Wir zeigen Ihnen einige bauliche Besonderheiten, des 600 Jahre alten mittelalterlichen Krämerhauses. Sie erfahren unter anderem, wozu die sogenannten Wangensteine gedient haben, wie die Schwarzküche zu ihrem Namen kam und wie man Staubfäden konserviert. Ein wahrer Repräsentant damaliger Wohn- und Einrichtungskultur ist außerdem die Hübsche Stube, deren barocke Wohnwand so praktisch erscheint, als käme sie aus einem modernen Einrichtungshaus.

Vorübergehende Schließung des Museumshauses

Gemäß Verordnung der Landesregierung Mecklenburg-Vorpommerns bleibt das Museumshaus in der Mönchstraße 38 bis auf Weiteres geschlossen. Die Schließung beinhaltet, dass alle Führungen und Veranstaltungen entfallen.

Auch wenn ein Besuch nicht möglich ist, können Kulturinteressierte eine digitale Ausstellung des STRALSUND MUSEUMs besuchen: Entdecken Sie unter dem Reiter „Museum auf der Straße“  spannende Exponate aus der umfangreichen Sammlung des STRALSUND MUSEUM.

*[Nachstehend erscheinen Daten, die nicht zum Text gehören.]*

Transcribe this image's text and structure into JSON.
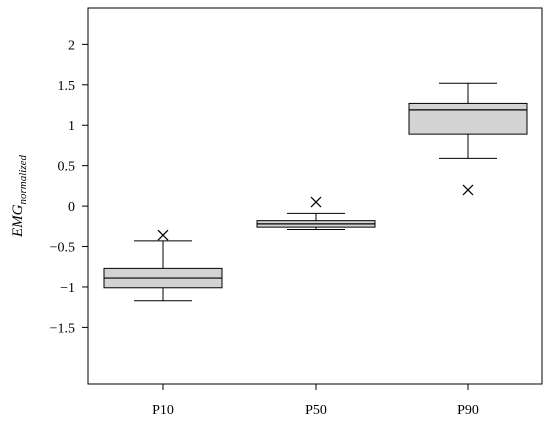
{
  "chart_data": {
    "type": "boxplot",
    "title": "",
    "xlabel": "",
    "ylabel": {
      "main": "EMG",
      "subscript": "normalized"
    },
    "ylim": [
      -2.2,
      2.45
    ],
    "yticks": [
      -1.5,
      -1,
      -0.5,
      0,
      0.5,
      1,
      1.5,
      2
    ],
    "ytick_labels": [
      "−1.5",
      "−1",
      "−0.5",
      "0",
      "0.5",
      "1",
      "1.5",
      "2"
    ],
    "categories": [
      "P10",
      "P50",
      "P90"
    ],
    "boxes": [
      {
        "category": "P10",
        "whisker_low": -1.17,
        "q1": -1.01,
        "median": -0.89,
        "q3": -0.77,
        "whisker_high": -0.43,
        "outliers": [
          -0.36
        ]
      },
      {
        "category": "P50",
        "whisker_low": -0.29,
        "q1": -0.26,
        "median": -0.22,
        "q3": -0.18,
        "whisker_high": -0.09,
        "outliers": [
          0.05
        ]
      },
      {
        "category": "P90",
        "whisker_low": 0.59,
        "q1": 0.89,
        "median": 1.19,
        "q3": 1.27,
        "whisker_high": 1.52,
        "outliers": [
          0.2
        ]
      }
    ],
    "box_fill": "#d3d3d3",
    "line_color": "#000000",
    "grid": false,
    "outlier_marker": "x"
  }
}
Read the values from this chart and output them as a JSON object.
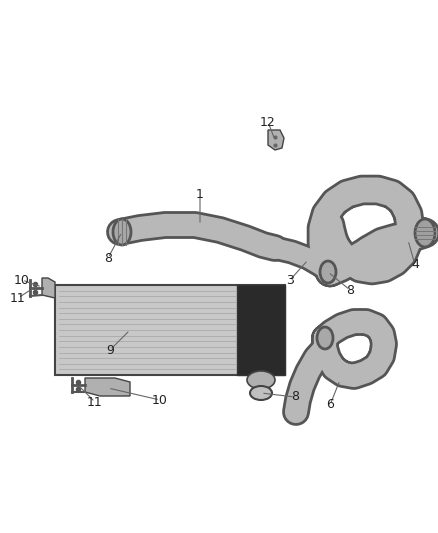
{
  "bg_color": "#ffffff",
  "line_color": "#555555",
  "label_color": "#222222",
  "fig_width": 4.38,
  "fig_height": 5.33,
  "dpi": 100,
  "hose_fill": "#b8b8b8",
  "hose_edge": "#555555",
  "ic_fill": "#c8c8c8",
  "ic_edge": "#444444",
  "ic_fin": "#aaaaaa",
  "ic_cap_fill": "#2a2a2a",
  "bracket_fill": "#b0b0b0",
  "bracket_edge": "#444444"
}
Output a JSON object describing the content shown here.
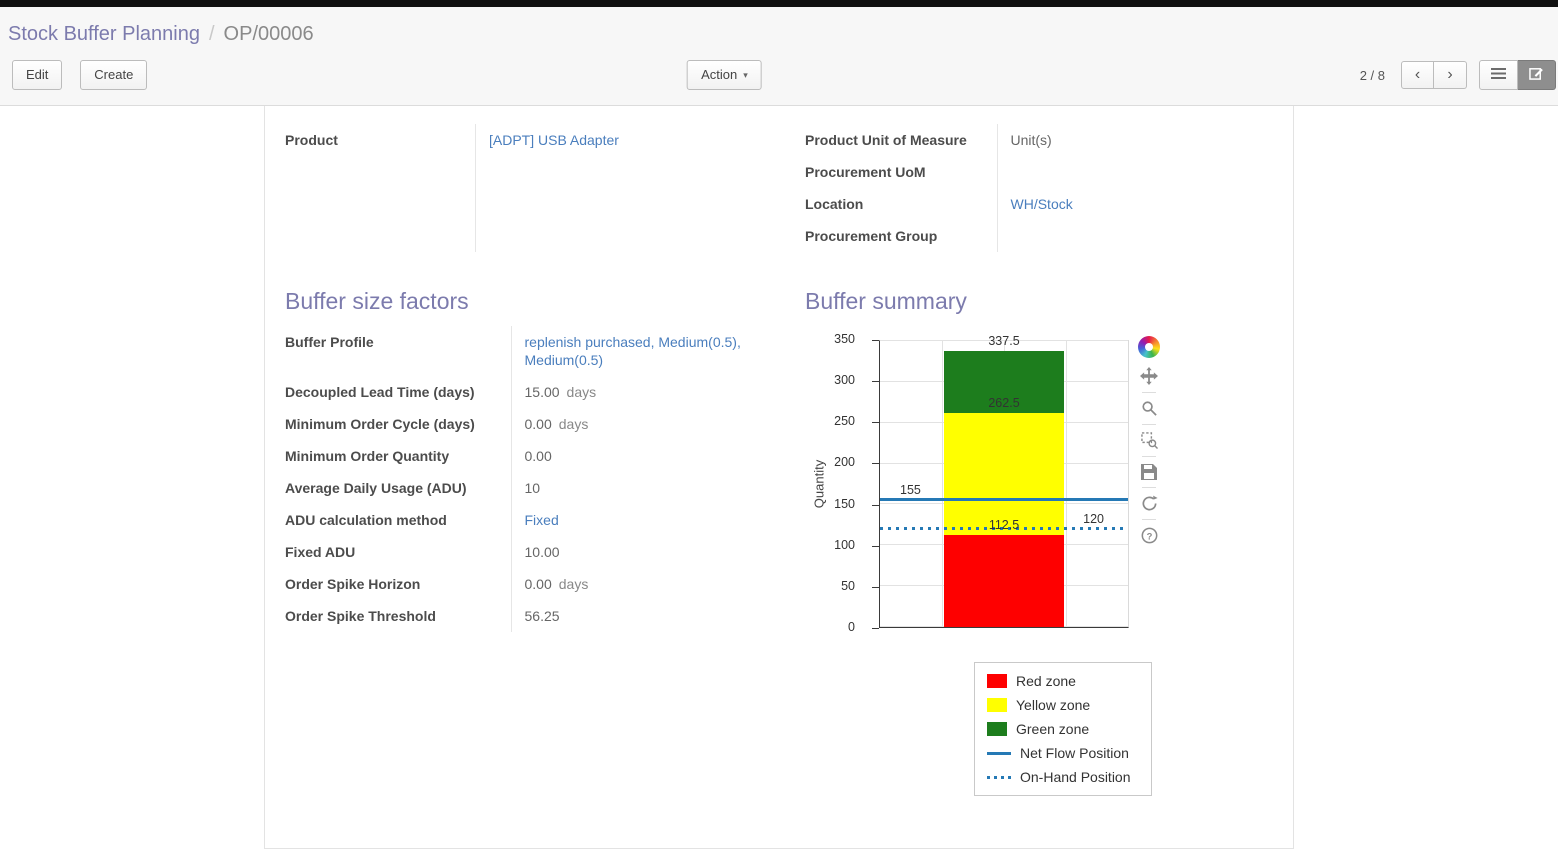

Wir hoffen Sie bald wieder bei uns begrüßen zu dürfen. Bleiben Sie gesund.

Ihr STRALSUND MUSEUM

Das Museumshaus

Das mittelalterliche Krämerhaus ist das größte Einzelexponat des STRALSUND MUSEUM. Es lädt zu einer Zeitreise durch 600 Jahre Kulturgeschichte ein.

Das Gebäude wurde auf einzigartige Weise von der Deutschen Stiftung Denkmalschutz saniert und restauriert. In einem Kurzfilm, den man sich vor dem Rundgang unbedingt anschauen sollte, kann man die aufwändige Restaurierung des Objektes miterleben.

Die ältesten Gebäudedetails findet man im Keller und im obersten der vier Speicherböden. Das noch immer funktionierende gotische Aufzugsrad im Spitzboden ist eines der ältesten Nordeuropas.

Beim Betreten der Diele im Erdgeschoss fällt die hervorragend erhaltene zweiflügelige Rokokotür besonders auf. Der steinerne Fußboden weist auf die Entstehungszeit des Hauses im 14. Jahrhundert hin. Spuren gotischer Malerei sind an der überlieferten Holzbalkendecke ebenso zu entdecken wie die Reste eines barocken Kamins am Treppenaufgang in das erste Stockwerk.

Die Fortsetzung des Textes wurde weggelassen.